Antiferromagnetic nearest-neighbor spin correlations of SU($N$) alkaline-earth fermions in an optical lattice
ORAL
Abstract
Recently, the Kyoto experiment has detected nearest-neighbor antiferromagnetic (AFM) spin-correlations in an SU(6) $^{173}$Yb Fermi gas loaded in 1D, 2D, and 3D optical lattices, which is well-described by the SU(6) Fermi Hubbard model. We have calculated the experimentally measured properties in these systems, utilizing two numerically-exact methods we have developed: exact diagonalization that utilizes the SU($N$) symmetry and a physically-motivated basis truncation, and a determinant Quantum Monte Carlo method.

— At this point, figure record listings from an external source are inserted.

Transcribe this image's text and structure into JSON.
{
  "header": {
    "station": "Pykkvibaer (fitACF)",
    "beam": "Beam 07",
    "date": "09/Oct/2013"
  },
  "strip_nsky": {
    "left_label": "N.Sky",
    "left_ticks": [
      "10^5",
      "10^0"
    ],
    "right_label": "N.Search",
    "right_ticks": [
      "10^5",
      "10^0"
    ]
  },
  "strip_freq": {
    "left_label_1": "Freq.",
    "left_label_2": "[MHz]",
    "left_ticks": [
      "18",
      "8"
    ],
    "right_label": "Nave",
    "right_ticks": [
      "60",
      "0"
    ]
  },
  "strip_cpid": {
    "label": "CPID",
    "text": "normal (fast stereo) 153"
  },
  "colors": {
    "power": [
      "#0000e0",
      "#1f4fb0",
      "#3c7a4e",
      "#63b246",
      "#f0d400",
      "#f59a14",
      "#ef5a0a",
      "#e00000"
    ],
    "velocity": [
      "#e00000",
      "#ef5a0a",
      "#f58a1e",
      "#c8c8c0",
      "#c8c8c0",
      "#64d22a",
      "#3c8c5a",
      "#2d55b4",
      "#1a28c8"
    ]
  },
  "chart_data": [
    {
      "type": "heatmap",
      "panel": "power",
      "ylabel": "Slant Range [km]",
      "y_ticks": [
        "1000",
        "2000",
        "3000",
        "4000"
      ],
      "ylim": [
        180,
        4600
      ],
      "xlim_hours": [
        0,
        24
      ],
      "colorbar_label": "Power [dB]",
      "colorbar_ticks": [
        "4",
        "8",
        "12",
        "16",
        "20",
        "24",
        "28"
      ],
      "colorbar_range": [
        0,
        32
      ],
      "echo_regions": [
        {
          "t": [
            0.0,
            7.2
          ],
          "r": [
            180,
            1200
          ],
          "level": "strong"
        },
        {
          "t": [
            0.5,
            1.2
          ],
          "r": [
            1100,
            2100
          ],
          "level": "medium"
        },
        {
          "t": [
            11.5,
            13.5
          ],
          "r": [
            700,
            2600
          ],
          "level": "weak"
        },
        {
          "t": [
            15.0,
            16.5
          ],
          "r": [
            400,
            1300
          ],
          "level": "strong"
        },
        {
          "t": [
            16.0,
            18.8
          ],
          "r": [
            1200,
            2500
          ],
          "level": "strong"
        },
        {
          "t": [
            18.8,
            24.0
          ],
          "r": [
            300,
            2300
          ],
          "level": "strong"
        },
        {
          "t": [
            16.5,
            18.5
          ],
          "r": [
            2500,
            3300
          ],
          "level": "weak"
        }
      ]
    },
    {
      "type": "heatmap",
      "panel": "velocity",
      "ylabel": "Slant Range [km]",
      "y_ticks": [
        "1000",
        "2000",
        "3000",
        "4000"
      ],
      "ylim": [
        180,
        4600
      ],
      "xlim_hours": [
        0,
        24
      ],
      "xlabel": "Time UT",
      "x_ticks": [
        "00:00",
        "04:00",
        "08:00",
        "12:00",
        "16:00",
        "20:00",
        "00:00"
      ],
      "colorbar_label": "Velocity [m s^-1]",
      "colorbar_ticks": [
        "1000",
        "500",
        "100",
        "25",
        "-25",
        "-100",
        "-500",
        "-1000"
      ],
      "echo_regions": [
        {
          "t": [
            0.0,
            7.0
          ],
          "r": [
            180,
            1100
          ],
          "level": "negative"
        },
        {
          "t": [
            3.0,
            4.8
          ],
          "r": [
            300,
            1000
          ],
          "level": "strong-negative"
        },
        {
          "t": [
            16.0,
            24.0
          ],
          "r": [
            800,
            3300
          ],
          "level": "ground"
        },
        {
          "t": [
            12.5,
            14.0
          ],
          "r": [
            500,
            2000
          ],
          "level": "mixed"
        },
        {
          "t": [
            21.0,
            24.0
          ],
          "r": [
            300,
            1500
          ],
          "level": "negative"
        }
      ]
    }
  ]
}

We find that the calculated and measured nearest-neighbor AFM correlations agree quantitatively with no fitting for all temperatures in 1D, and at temperatures where converged theoretical results can be obtained in 3D. In 3D, the lowest temperatures achieved by the experiments are substantially below those attainable in simulation, making these experiments an exemplary case of quantum simulation. In 1D, the lowest temperature reached is $k_BT/t = 0.069 \pm 0.046 \pm 0.026$, inferred from theory using the experimentally-measured magnetic correlations. Error bars come from an estimate of finite-size error and the experimental uncertainty on the correlations, respectively. This is the lowest temperature $k_BT/t$ ever reported for a Fermi gas in an optical lattice.